The boxplots in Fig. 4 show that the risk of getting a tick bite increases as the exposure increases, whereas the hazard remains constant as long as the exposure increases, which is indicative that the risk of getting a tick bite is driven by the human exposure in a location more than to the existing hazard. This makes sense, because humans might be unaware of the hazard, and do not consider this threat when organizing outdoor activities. For example, the recreational coastal areas between Haarlem and Middelburg present a relatively low hazard (Fig. 2), however, the risk of getting a tick bite (Fig. 1) is very high, because the human exposure around the area is high as well. This is also supported by Fig. 5 and Table 2, as they show that citizens mainly get exposed to ticks in areas which are very attractive, and therefore, it is likely that they have high numbers of recreational visitors.

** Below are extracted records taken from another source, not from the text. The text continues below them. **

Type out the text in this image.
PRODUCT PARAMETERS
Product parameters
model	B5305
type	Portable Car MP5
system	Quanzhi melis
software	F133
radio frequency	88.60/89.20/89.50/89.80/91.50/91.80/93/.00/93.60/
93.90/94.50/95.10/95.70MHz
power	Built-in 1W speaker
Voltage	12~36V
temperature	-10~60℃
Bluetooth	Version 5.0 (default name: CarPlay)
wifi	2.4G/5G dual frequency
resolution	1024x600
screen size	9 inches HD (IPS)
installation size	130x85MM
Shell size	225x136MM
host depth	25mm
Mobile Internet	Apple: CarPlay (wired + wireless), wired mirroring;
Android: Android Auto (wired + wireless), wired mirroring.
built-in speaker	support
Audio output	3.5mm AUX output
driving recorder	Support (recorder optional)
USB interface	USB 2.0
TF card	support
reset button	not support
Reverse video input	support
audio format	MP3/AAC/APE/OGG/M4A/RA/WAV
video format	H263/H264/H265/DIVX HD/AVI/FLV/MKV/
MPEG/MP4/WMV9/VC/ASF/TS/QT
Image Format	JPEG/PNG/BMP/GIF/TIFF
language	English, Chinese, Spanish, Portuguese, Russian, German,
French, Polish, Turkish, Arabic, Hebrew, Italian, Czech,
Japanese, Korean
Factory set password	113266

These new insights show that hazard maps alone are insufficient to identify locations with a high risk for LB, motivating the creation of human exposure maps for public health specialists and forest managers. In this line, maps like the one presented in Figs 3 and 6 may help to facilitate the cooperation between public health specialists and foresters to implement prevention campaigns. For instance, these maps can be used to classify patches of forests that require active management and those that can suffice with only public awareness campaigns. In this work we encountered three main hurdles. First, the difficulty of validating the exposure results, since exposure heavily depends on the quality of the hazard model, and on the representativeness of the tick bite reports. The hazard model can capture general tick dynamics. However, hazard predictions might be uncertain in locations in which atmospheric conditions are not the main driver of tick activity. At the same time, the risk map contains an unknown factor of citizen’s reporting errors (e.g. positional inaccuracy at the time of adding the tick bite report to the NK and TR platforms, or citizens that over- or under-report tick bites). To overcome these issues and to validate the exposure products ICT data (e.g. mobile phones locations), geolocated data streams from social networks (e.g. Twitter) could be incorporated in the analysis. However, the use of this data is limited by privacy laws. Second, the exposure remains unknown in locations where there is no data from hazard or risk. This means that locations in which the hazard model is unable to predict the tick activity (e.g. non-forested areas), or locations where there are no tick bites registered, it is not possible to apply eq. 1, thus we cannot estimate human exposure to ticks. Third, there is a substantial number of locations in which there are no tick bites reported during the study period. We do not think that the risk is actually inexistent in these locations, but with the current data collections we are unable to disentangle if the zero tick bite count is due to a low human exposure or a low hazard. As a consequence, we choose to exclude these locations from the exposure calculation, because it is hard to assess whether or not it is a true zero, and subsequently we do not know if it is a robust indicator for low risk of tick bite.

Conclusion

In this paper we present a first-of-its-kind map of human exposure to ticks in forested areas created from volunteered data. This map will hopefully contribute to mitigate the number of tick bites and hence of LB cases because exposure information might encourage forests managers and public health specialists to implement preventive measures. For instance, this map could be used to design targeted informative campaigns in recreational locations. Moreover, ecologists might use exposure information to locate hot spots of human disturbance, which could support better nature management practices. Future work should aim at quantifying uncertainties in the risk, hazard and exposure information, studying the main drivers of tick bites at each location (i.e. high hazard, vs. high exposure areas), and analyzing exposure in residential areas.